Where the advantage is real, and where it isn't
- Real and hard to get off-the-shelf: cross-version de-duplication. None of these frameworks do it by default. In a versioned corpus it's the difference-maker, and it compounds: the more versions, the more SWIRL saves.
- Real: one bounded call vs. N-call synthesis; a predictable cost ceiling.
-
Honest caveat: a hand-tuned vanilla RAG (low
k, a good reranker, small chunks,stuff, plus your own dedup layer) can match SWIRL's per-call token count. SWIRL's value is delivering that discipline by default, and adding version de-dup the others lack. It isn't magic per-token compression.
Takeaway
If you're answering questions over a corpus with real document versioning, the tokens you waste aren't in chunk size - they're in sending the LLM the same document five times and in synthesis modes that call the model once per chunk. SWIRL 5's design removes both by default. Measure your own stack the same way: total input and output tokens per query, summed across every LLM call. That number, not top_k, is your bill.

Top comments (1)
The versioned-corpus scenario is worse than the token math shows, because the damage starts one step before the bill. Top_k is a fixed aperture allocated by similarity score, and near-identical versions embed to near-identical vectors, so the copies cluster at the top of the ranking. In your 5-versions-plus-3-documents scenario, LangChain's default retriever (similarity search, k=4) can hand the model nothing but copies of the same policy. Every slot a copy occupies is one unique document displaced, and copies 2 through 5 carry close to zero marginal information. Effective recall over distinct evidence collapses while every similarity score looks excellent, and no token budget, however generous, brings back a document the retriever never returned. MMR exists for exactly this failure and ships as an opt-in search_type, not the default, which lines up with your "none of them dedup by default" finding.

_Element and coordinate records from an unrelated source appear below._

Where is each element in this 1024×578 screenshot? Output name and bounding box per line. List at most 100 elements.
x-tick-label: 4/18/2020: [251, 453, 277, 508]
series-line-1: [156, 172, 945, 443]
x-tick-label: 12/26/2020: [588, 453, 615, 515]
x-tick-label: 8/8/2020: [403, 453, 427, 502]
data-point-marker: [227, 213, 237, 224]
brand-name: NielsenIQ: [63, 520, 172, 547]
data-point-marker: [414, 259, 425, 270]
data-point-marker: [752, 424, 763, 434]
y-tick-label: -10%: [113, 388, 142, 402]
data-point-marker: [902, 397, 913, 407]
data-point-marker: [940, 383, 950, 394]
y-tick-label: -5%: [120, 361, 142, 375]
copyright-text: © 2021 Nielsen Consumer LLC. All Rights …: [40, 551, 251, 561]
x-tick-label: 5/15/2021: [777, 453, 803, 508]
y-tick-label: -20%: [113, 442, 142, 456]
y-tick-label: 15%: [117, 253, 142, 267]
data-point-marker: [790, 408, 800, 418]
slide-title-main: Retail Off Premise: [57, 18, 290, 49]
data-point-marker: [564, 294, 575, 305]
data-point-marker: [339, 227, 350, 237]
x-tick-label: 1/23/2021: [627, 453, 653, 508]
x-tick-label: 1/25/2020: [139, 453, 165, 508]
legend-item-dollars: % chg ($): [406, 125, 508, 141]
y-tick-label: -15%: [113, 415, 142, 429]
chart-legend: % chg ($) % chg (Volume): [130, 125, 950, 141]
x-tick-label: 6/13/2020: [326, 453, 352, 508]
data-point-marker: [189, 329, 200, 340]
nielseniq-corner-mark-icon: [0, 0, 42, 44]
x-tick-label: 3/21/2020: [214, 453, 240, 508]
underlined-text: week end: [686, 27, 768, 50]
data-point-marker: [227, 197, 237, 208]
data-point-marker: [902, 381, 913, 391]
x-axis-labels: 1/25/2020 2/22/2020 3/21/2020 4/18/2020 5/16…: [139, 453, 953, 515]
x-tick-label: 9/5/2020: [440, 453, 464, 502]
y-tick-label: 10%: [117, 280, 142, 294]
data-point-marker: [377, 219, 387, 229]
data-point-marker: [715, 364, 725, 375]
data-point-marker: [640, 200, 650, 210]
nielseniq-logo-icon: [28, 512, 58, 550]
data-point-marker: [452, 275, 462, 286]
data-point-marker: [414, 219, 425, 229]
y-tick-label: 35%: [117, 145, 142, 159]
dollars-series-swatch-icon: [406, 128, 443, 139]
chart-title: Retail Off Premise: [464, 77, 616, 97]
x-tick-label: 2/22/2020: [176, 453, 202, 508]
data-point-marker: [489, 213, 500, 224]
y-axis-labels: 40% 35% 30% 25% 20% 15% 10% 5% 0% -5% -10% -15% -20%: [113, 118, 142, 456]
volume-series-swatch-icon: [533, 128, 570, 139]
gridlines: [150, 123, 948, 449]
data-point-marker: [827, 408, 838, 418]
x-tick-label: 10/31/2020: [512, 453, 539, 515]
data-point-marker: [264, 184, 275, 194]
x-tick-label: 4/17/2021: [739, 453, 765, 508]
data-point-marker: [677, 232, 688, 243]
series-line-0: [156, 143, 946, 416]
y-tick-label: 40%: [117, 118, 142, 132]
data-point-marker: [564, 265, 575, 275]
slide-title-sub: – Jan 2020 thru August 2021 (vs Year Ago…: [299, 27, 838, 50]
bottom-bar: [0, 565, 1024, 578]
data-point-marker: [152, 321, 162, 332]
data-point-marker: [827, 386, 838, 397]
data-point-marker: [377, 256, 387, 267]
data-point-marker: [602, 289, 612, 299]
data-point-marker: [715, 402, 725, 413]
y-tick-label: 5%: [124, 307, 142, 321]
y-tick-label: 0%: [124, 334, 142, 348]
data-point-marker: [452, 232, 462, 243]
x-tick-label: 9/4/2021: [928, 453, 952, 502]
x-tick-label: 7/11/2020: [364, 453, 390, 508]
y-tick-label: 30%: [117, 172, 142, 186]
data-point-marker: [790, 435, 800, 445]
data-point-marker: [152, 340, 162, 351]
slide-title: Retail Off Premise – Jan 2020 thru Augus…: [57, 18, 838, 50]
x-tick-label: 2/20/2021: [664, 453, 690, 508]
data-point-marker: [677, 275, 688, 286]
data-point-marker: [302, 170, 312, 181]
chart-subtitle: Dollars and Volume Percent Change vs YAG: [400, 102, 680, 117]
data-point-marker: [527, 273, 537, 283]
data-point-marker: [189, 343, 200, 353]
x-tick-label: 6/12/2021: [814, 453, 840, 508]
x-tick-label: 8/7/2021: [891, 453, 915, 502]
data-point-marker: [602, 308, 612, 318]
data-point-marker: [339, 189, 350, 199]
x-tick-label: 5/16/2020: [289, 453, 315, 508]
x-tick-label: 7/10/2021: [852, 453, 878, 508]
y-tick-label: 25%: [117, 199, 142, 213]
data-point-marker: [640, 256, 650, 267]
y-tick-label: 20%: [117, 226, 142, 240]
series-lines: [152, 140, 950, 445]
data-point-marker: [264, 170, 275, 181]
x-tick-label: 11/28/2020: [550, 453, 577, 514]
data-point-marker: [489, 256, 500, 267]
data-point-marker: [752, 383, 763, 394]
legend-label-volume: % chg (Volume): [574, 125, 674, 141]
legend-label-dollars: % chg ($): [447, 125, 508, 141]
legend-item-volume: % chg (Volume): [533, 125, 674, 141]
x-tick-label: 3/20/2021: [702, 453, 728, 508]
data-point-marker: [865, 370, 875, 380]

And when the versions actually disagree, which is the only reason versions exist, it compounds: which policy figure reaches the model is decided by embedding-space accident, not by recency or canonicity. If the superseded figure arrives in four copies and the current one in zero, the model reads repetition as corroboration and answers with the stale majority, fluently and at full price. Dedup is a correctness mechanism that happens to save tokens.
One addition to your takeaway, which already says to measure output too: the chart prices the input side, but refine mode also regenerates the full draft of the answer at every step. Only the final draft is delivered, yet all N drafts are billed at output rates, several times the input rate on every major provider, and each discarded draft is re-billed as input to the next call. So the multi-call bars are floors. The per-query ledger you describe, both directions, summed across every call, is the only accounting that catches that.